The DA’s office did not return phone calls from the Chronicle requesting comment on Durst’s case. But according to Sauer’s motion, the DA’s office argues that it may prosecute Durst based solely on the fact that he made two different statements, without having to prove which one was false. “This reasoning ignores the immunity agreement the State entered into with Mr. Durst that protects him as long as he told the truth to the grand jury,” Sauer wrote. “In light of Mr. Durst’s subsequent indictment for perjury, it appears the state either misreads the law or it acted in bad faith by deliberately setting a trap for Mr. Durst. Any such attempt to circumvent the immunity agreement smacks of prosecutorial misconduct and should not be condoned.” State District Judge Frank Bryan has not yet ruled on Sauer’s motion.

This is not the first time the DA’s office has been accused of abusing immunity agreements. During the capital murder trial of Robert Springsteen IV — who was sentenced to death in June for his role in the yogurt shop murders — Assistant DA Darla Davis (who tried the case along with Smith) signed an immunity agreement with Springsteen’s friend Roy Rose in an attempt to compel him to testify at Springsteen’s trial.
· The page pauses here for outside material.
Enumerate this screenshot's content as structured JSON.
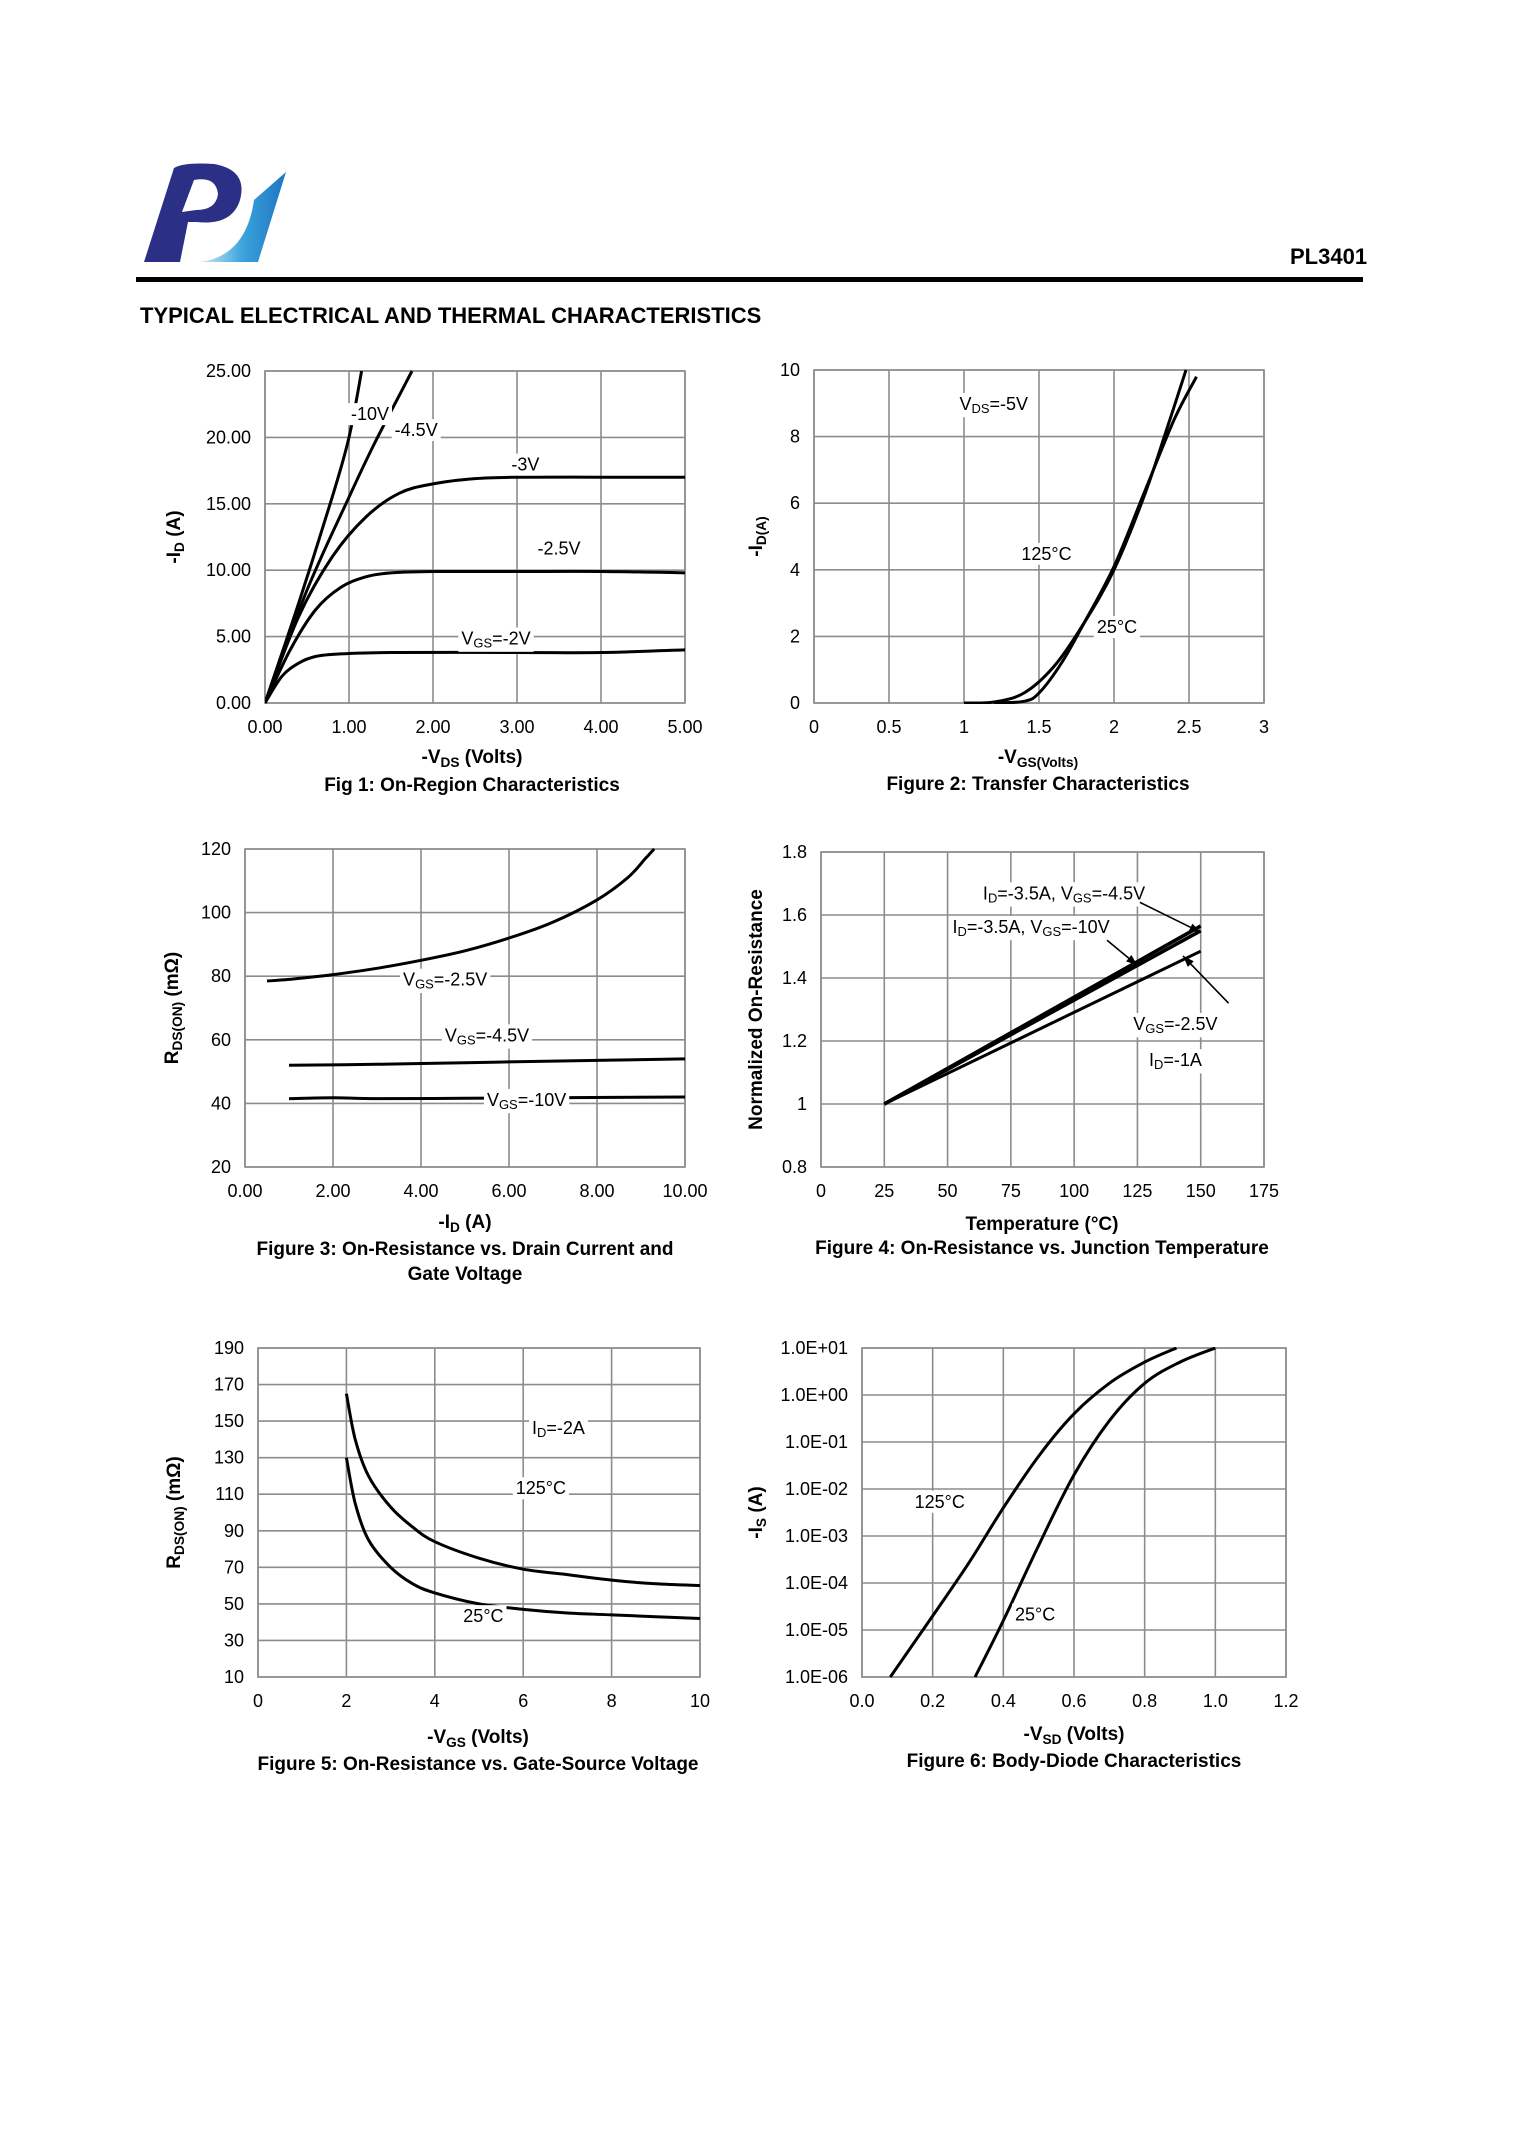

During interrogations Rose had made contradictory statements regarding Springsteen’s guilt. When Rose’s attorney, Carolyn Denero, asked prosecutors for assurance her client would not be tried under the inconsistent statement law, prosecutors insisted their immunity deal would cover Rose, but they declined to amend it specifically to cover inconsistent statements. As a result, Rose spent most of the trial in jail on contempt of court charges.

Apparently Sauer found Rose’s case eerily similar, drawing a parallel to Durst and claiming his client’s situation certainly was “not unique.”

Nearly 80 APD officers responded to a call to break up a fight on Cedar Avenue the night of Feb. 11, 1995, where neighbors were hosting a Valentine’s party. After the melee that ensued, party-goers charged that officers used excessive force, and in 1998, 15 plaintiffs sued the city and the APD on civil rights charges, alleging that APD policies encourage excessive force against African-Americans. In March 1998, a jury found that the department does not have such a policy, but deadlocked on whether the police had used excessive force in breaking up the party. U.S. District Judge Sam Sparks ordered a second trial after reports that a bailiff had used racial slurs when talking to the jurors. However, the 15 plaintiffs — who had sought between $35,000 to $200,000 apiece in damages — decided to settle with the city. The result was a groundbreaking agreement in which the city pledged money for college and job training scholarships for East Austin kids to be administered through First Step — A Community Project Fund.